John 18:4-6 “Jesus, knowing all that was going to happen to him, went out and asked them, ‘Who is it you want?’ ‘Jesus of Nazareth,’ they replied. ‘I am he,’ Jesus said. (And Judas the traitor was standing there with them.) When Jesus said, ‘I am he,’ they drew back and fell to the ground.”
Imagine the power Jesus had at his disposal to prevent his arrest. Just three little innocent sounding words come out of his mouth and the entire armed mob in front of him is knocked to the ground. But some impressive words those were. In English, we add the word “he,” to the translation, because that is how we would identify ourselves. In the Greek Jesus simply says, “I am.” The last time he said that about himself, back in John chapter 8, the mob picked up stones to stone him. They recognized that he was identifying himself with the “I Am” God who spoke to Moses from the burning bush on Mt. Sinai. If the brute squad sent to arrest him didn’t recognize Jesus’ divinity from the meaning of the words, the force that knocked them all to the ground should have made them think.

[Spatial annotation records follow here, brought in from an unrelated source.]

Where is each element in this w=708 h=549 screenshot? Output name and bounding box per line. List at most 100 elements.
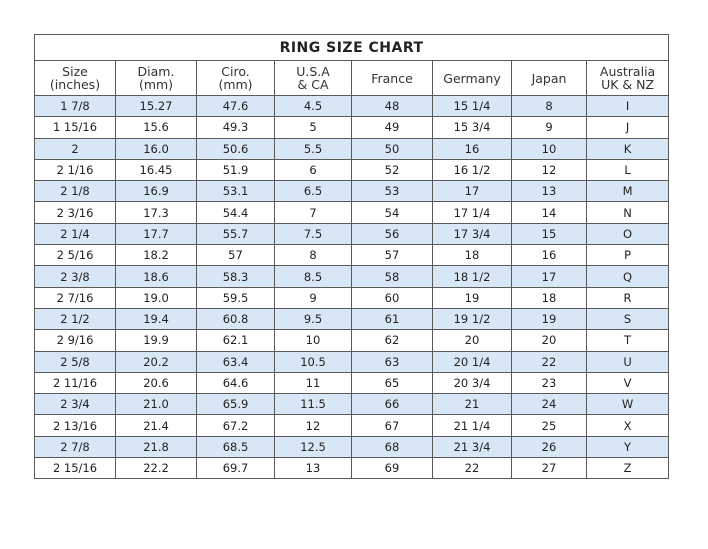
table-cell: W [585,393,670,416]
table-row: 2 7/16 19.0 59.5 9 60 19 18 R [34,286,670,309]
column-header-line: Japan [531,70,567,86]
table-cell: 2 1/2 [34,307,116,331]
table-cell: 16.9 [115,180,197,203]
table-cell: 57 [196,244,275,267]
table-cell: 15.27 [115,94,197,118]
table-cell: 20 3/4 [432,371,512,395]
table-cell: 2 1/8 [34,180,116,203]
table-row: 2 3/8 18.6 58.3 8.5 58 18 1/2 17 Q [34,265,670,288]
table-cell: 21.8 [115,435,197,459]
table-cell: 25 [511,414,587,437]
table-cell: O [585,222,670,246]
table-cell: 63.4 [196,350,275,373]
column-header: Ciro. (mm) [196,60,275,96]
table-cell: 60.8 [196,307,275,331]
column-header-line: (inches) [49,77,101,92]
table-cell: 20 [511,329,587,352]
column-header: Size (inches) [34,60,116,96]
table-cell: 16 [511,244,587,267]
table-cell: 21 [432,393,512,416]
table-cell: 50.6 [196,137,275,160]
table-cell: 16 1/2 [432,158,512,182]
table-cell: 63 [351,350,433,373]
table-cell: 19 [511,307,587,331]
table-cell: 18 [432,244,512,267]
table-cell: 5 [274,116,352,139]
table-cell: 5.5 [274,137,352,160]
table-cell: Z [585,457,670,480]
table-cell: 2 3/16 [34,201,116,224]
table-cell: 2 7/16 [34,286,116,309]
table-cell: S [585,307,670,331]
table-cell: 16.45 [115,158,197,182]
column-header: France [351,60,433,96]
column-header-line: UK & NZ [601,77,655,92]
table-cell: Y [585,435,670,459]
table-cell: 1 7/8 [34,94,116,118]
table-cell: 65 [351,371,433,395]
table-cell: 2 3/4 [34,393,116,416]
table-row: 2 1/4 17.7 55.7 7.5 56 17 3/4 15 O [34,222,670,246]
table-cell: 2 3/8 [34,265,116,288]
table-cell: 2 1/16 [34,158,116,182]
table-cell: 62 [351,329,433,352]
table-cell: 66 [351,393,433,416]
table-cell: 21 3/4 [432,435,512,459]
table-cell: 2 [34,137,116,160]
table-cell: 48 [351,94,433,118]
table-cell: 12 [511,158,587,182]
table-cell: N [585,201,670,224]
table-cell: 15.6 [115,116,197,139]
table-cell: 2 11/16 [34,371,116,395]
table-cell: 58 [351,265,433,288]
table-cell: 17 3/4 [432,222,512,246]
column-header: Diam. (mm) [115,60,197,96]
table-cell: 64.6 [196,371,275,395]
table-cell: 2 9/16 [34,329,116,352]
table-row: 2 1/2 19.4 60.8 9.5 61 19 1/2 19 S [34,307,670,331]
table-cell: 69 [351,457,433,480]
table-cell: K [585,137,670,160]
table-cell: 11 [274,371,352,395]
column-header-line: Germany [443,70,501,86]
table-row: 2 1/8 16.9 53.1 6.5 53 17 13 M [34,180,670,203]
table-row: 2 15/16 22.2 69.7 13 69 22 27 Z [34,457,670,480]
table-cell: 26 [511,435,587,459]
table-cell: 9.5 [274,307,352,331]
column-header-line: (mm) [138,77,174,92]
column-header-line: (mm) [218,77,253,92]
table-cell: 12 [274,414,352,437]
table-cell: 56 [351,222,433,246]
ring-size-table: RING SIZE CHART Size (inches) Diam. (mm) Cir… [33,34,670,480]
table-cell: 53.1 [196,180,275,203]
table-cell: 61 [351,307,433,331]
table-row: 1 15/16 15.6 49.3 5 49 15 3/4 9 J [34,116,670,139]
table-cell: 22 [511,350,587,373]
table-cell: 1 15/16 [34,116,116,139]
table-cell: 19.9 [115,329,197,352]
table-cell: 65.9 [196,393,275,416]
column-header: Australia UK & NZ [585,60,670,96]
table-cell: J [585,116,670,139]
column-header: U.S.A & CA [274,60,352,96]
table-cell: 7 [274,201,352,224]
table-cell: 54.4 [196,201,275,224]
table-cell: 18.2 [115,244,197,267]
table-cell: P [585,244,670,267]
table-cell: 6 [274,158,352,182]
table-cell: 19 1/2 [432,307,512,331]
table-cell: 27 [511,457,587,480]
table-cell: 8.5 [274,265,352,288]
table-cell: 22.2 [115,457,197,480]
table-cell: 68.5 [196,435,275,459]
table-cell: U [585,350,670,373]
column-header-line: France [371,70,413,86]
table-cell: 49.3 [196,116,275,139]
table-cell: 54 [351,201,433,224]
table-cell: 9 [511,116,587,139]
table-cell: 19.0 [115,286,197,309]
table-row: 2 5/8 20.2 63.4 10.5 63 20 1/4 22 U [34,350,670,373]
table-cell: 69.7 [196,457,275,480]
table-cell: 20 [432,329,512,352]
table-cell: 11.5 [274,393,352,416]
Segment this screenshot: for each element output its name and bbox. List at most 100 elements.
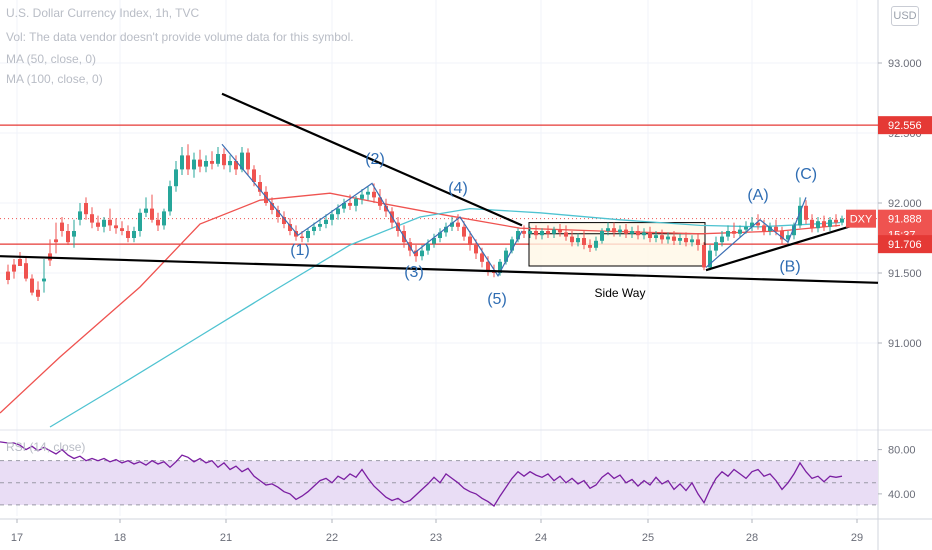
trendline — [705, 222, 859, 272]
rsi-line — [0, 441, 843, 507]
candle-body — [624, 229, 628, 234]
rsi-tick-label: 40.00 — [888, 489, 916, 501]
candle-body — [642, 232, 646, 236]
candle-body — [252, 169, 256, 182]
candle-body — [648, 232, 652, 238]
candle-body — [132, 231, 136, 238]
candle-body — [246, 152, 250, 170]
price-label-text: 91.706 — [888, 239, 922, 251]
candle-body — [270, 203, 274, 210]
wave-label: (1) — [290, 242, 310, 259]
price-tick-label: 92.000 — [888, 198, 922, 210]
candle-body — [660, 235, 664, 240]
candle-body — [468, 236, 472, 245]
ma100-line — [49, 207, 841, 428]
candle-body — [666, 236, 670, 240]
candle-body — [222, 154, 226, 166]
candle-body — [606, 228, 610, 231]
candle-body — [690, 239, 694, 243]
candle-body — [24, 263, 28, 279]
candle-body — [792, 225, 796, 236]
candle-body — [528, 231, 532, 234]
candle-body — [66, 231, 70, 243]
trendline — [221, 92, 523, 227]
candle-body — [534, 231, 538, 236]
candle-body — [90, 214, 94, 223]
ma50-legend[interactable]: MA (50, close, 0) — [6, 52, 97, 66]
time-tick-label: 18 — [114, 532, 126, 544]
time-tick-label: 22 — [326, 532, 338, 544]
candle-body — [318, 224, 322, 227]
wave-label: (B) — [779, 259, 800, 276]
candle-body — [144, 208, 148, 213]
candle-body — [612, 228, 616, 233]
candle-body — [654, 235, 658, 238]
candle-body — [300, 236, 304, 238]
candle-body — [228, 161, 232, 166]
candle-body — [738, 229, 742, 234]
candle-body — [762, 225, 766, 231]
time-tick-label: 21 — [220, 532, 232, 544]
candle-body — [510, 239, 514, 251]
symbol-label-text: DXY — [850, 214, 873, 226]
candle-body — [684, 238, 688, 243]
candle-body — [186, 155, 190, 170]
wave-label: (4) — [448, 180, 468, 197]
candle-body — [114, 225, 118, 229]
candle-body — [708, 250, 712, 268]
candle-body — [324, 219, 328, 224]
candle-body — [438, 232, 442, 238]
time-tick-label: 17 — [11, 532, 23, 544]
candle-body — [36, 289, 40, 297]
candle-body — [138, 212, 142, 231]
candle-body — [174, 169, 178, 187]
trendline — [0, 255, 879, 284]
candle-body — [54, 239, 58, 243]
candle-body — [96, 222, 100, 227]
candle-body — [774, 226, 778, 231]
candle-body — [204, 161, 208, 167]
currency-button[interactable]: USD — [891, 6, 919, 26]
candle-body — [234, 161, 238, 170]
candle-body — [372, 191, 376, 198]
candle-body — [516, 231, 520, 240]
candle-body — [294, 231, 298, 237]
candle-body — [810, 219, 814, 229]
candle-body — [564, 232, 568, 237]
candle-body — [42, 278, 46, 282]
candle-body — [378, 197, 382, 206]
candle-body — [552, 229, 556, 234]
candle-body — [60, 222, 64, 231]
candle-body — [570, 236, 574, 243]
wave-label: (A) — [747, 187, 768, 204]
candle-body — [600, 231, 604, 241]
candle-body — [414, 250, 418, 257]
ma100-legend[interactable]: MA (100, close, 0) — [6, 72, 103, 86]
rsi-legend[interactable]: RSI (14, close) — [6, 440, 86, 454]
candle-body — [714, 242, 718, 251]
candle-body — [360, 194, 364, 199]
sideway-label: Side Way — [595, 286, 646, 300]
candle-body — [816, 221, 820, 229]
time-tick-label: 28 — [746, 532, 758, 544]
candle-body — [480, 253, 484, 262]
volume-note: Vol: The data vendor doesn't provide vol… — [6, 30, 354, 44]
candle-body — [348, 203, 352, 206]
candle-body — [276, 210, 280, 217]
candle-body — [456, 222, 460, 227]
price-label-box — [878, 235, 932, 254]
candle-body — [426, 243, 430, 251]
candle-body — [720, 236, 724, 243]
candle-body — [678, 238, 682, 241]
candle-body — [366, 191, 370, 195]
candle-body — [450, 222, 454, 227]
last-price-text: 91.888 — [888, 214, 922, 226]
candle-body — [474, 245, 478, 254]
candle-body — [822, 221, 826, 227]
candle-body — [240, 152, 244, 170]
price-label-box — [878, 116, 932, 135]
wave-label: (C) — [795, 166, 817, 183]
candles — [6, 144, 844, 301]
time-tick-label: 25 — [642, 532, 654, 544]
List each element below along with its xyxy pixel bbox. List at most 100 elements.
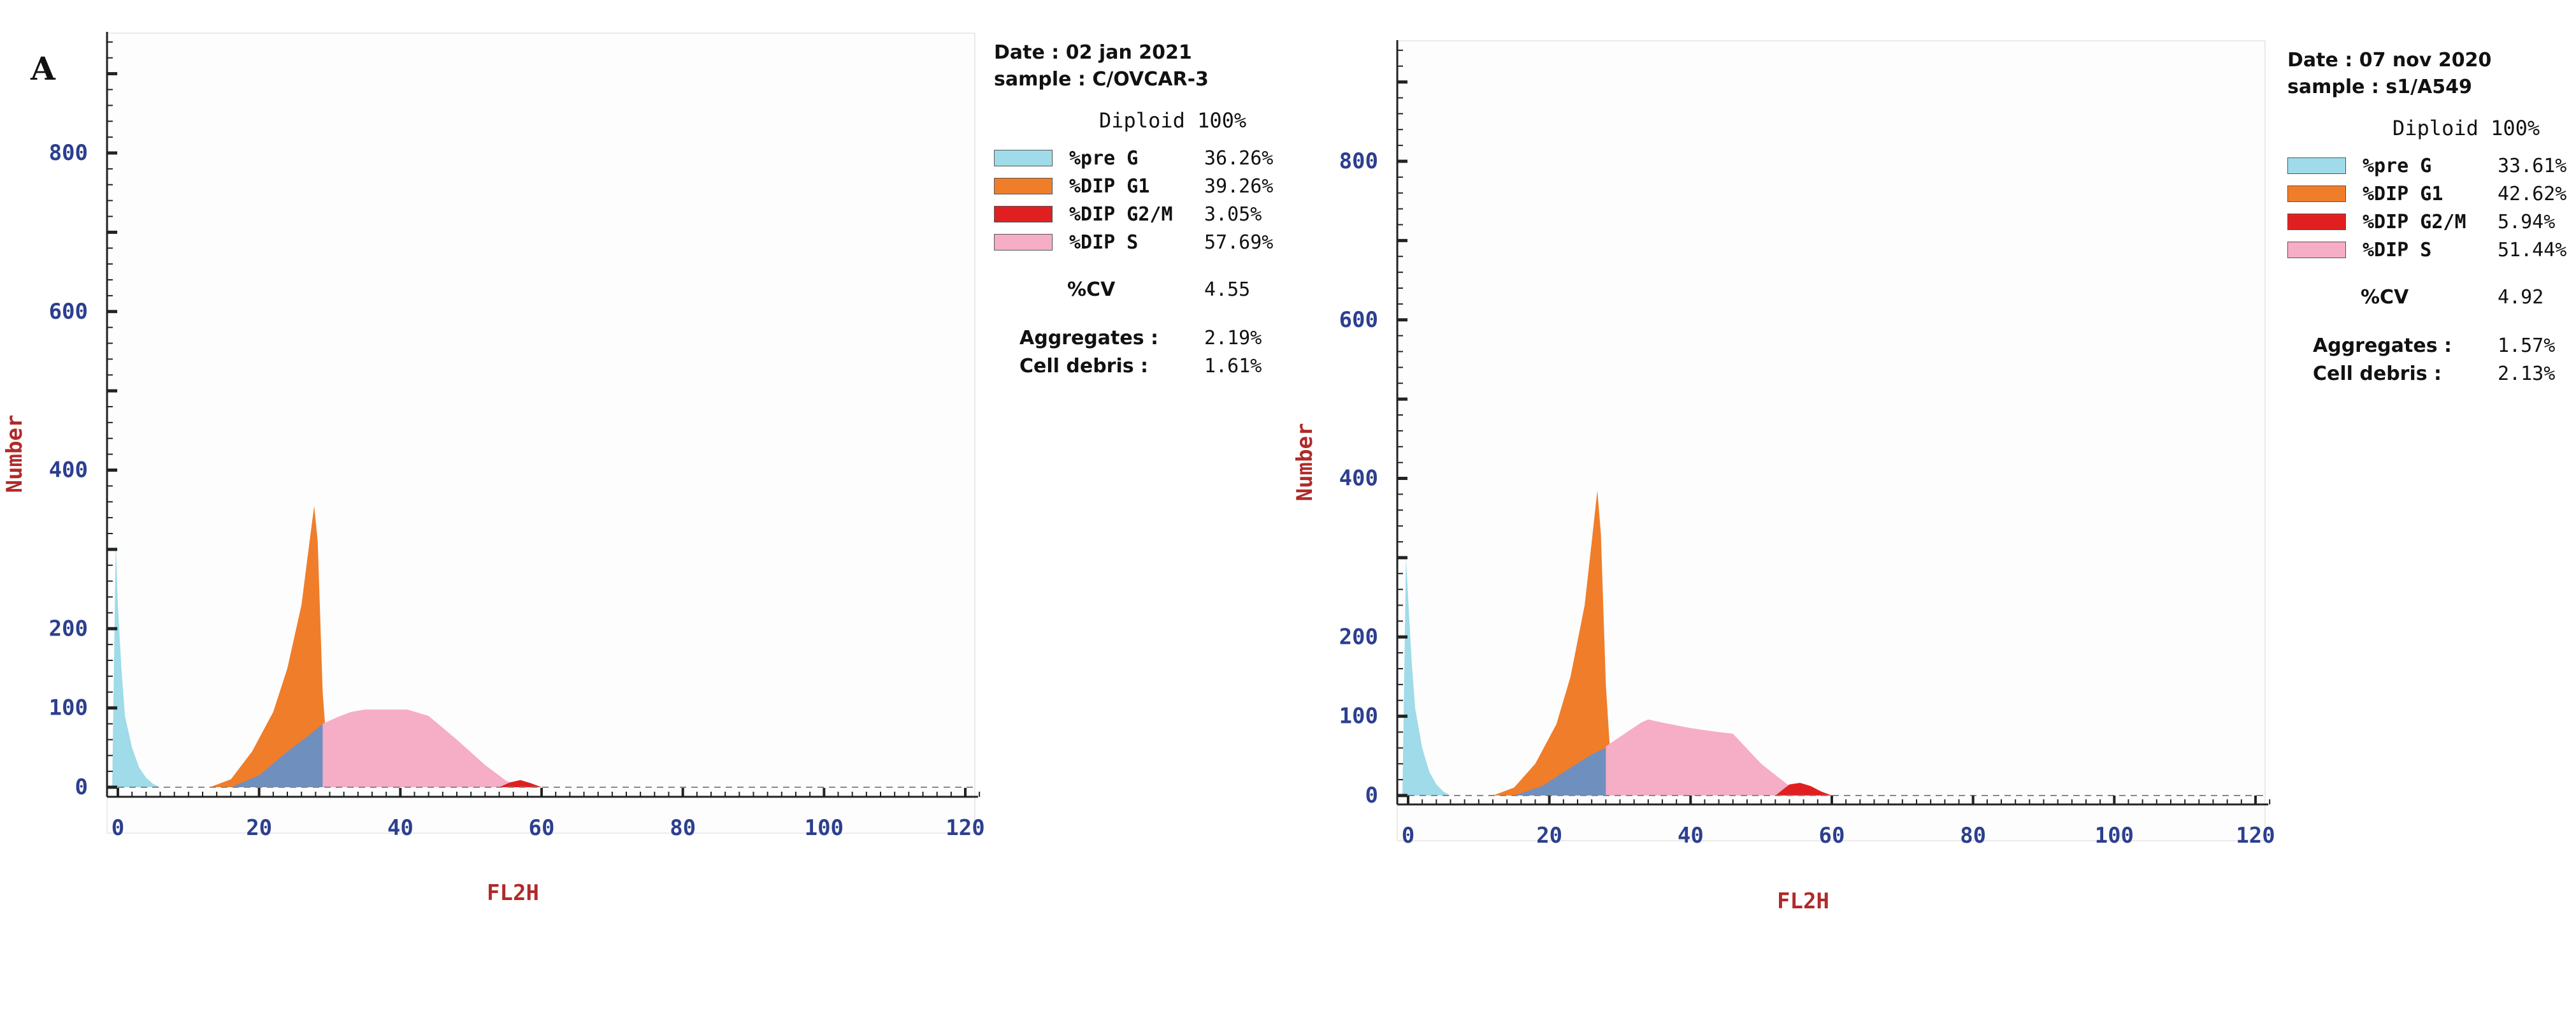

Maybe they could have remembered Isaiah’s description of the Messiah as the Branch in chapter 11: “He will strike the earth with the rod of his mouth; with the breath of his lips he will slay the wicked.” Maybe they could have recalled the words of Psalm 46: “He lifts his voice, the earth melts.”
The point is, Jesus was not surrendering because he was faced with a superior force. In Matthew he reminds his disciples that twelve legions of angels stood by ready to defend him if necessary. But what was even their power compared to his own words? Jesus had the power to stop this any time he chose. He chose to let us see it. He chose not to use it.
So what leads Jesus to put away his own sword, so to speak? He accepts his cross, because he is moved by his love. “Again he asked them, ‘Who is it you want?’ And they said, ‘Jesus of Nazareth.’ ‘I told you that I am he,’ Jesus answered. ‘If you are looking for me, then let these men go.’ This happened so that the words he had spoken would be fulfilled: ‘I have not lost one of those you gave me’” (John 18:7-8). Already, the brief demonstration of his power was an act of love for his enemies. It was a warning to them. “Think about what you are doing. Take note of the one you are dealing with. It’s not too late for you to change.”
Jesus accepts this path to his cross alone out of love for his disciples. The day will come when they can risk their lives for him, but not with a show of force and violence. This night he spares them, he arranges for their escape. He hands himself over before there is any mistake about which one he is, or before a real fight can break out.
Jesus put away his sword and accepted his cross out of love for us and the world he came to redeem. In one way this may seem sensible to us, almost expected. The captain of a sinking ship directs the evacuation and goes down with ship. As I am writing this a story of heroism is coming out of a tragic mass shooting in Florida. A football coach used his own body as a shield to protect students under his care from flying bullets. We have come to expect a leader to put his own life on the line to spare those under his care.
But don’t forget that Jesus wasn’t merely risking death. “Jesus, knowing all that was going to happen to him…” gave himself up. He was guaranteed unspeakable tortures and hell’s darkest agony! And for what, for whom? The ship on which Jesus was sailing was not filled with innocent passengers, but guilty criminals. Their crimes were not mere misdemeanors and traffic violations. The people for whom Jesus accepted the cross were rebels, traitors, murderers who had taken sides against God without exception. That reference isn’t limited to the mob who arrested him. When we were in that condition he loved us. When we were in that condition he set his power aside and accepted the cross to take our guilt away and set us free.
Yes, Jesus has almighty power. But that takes second place to his love.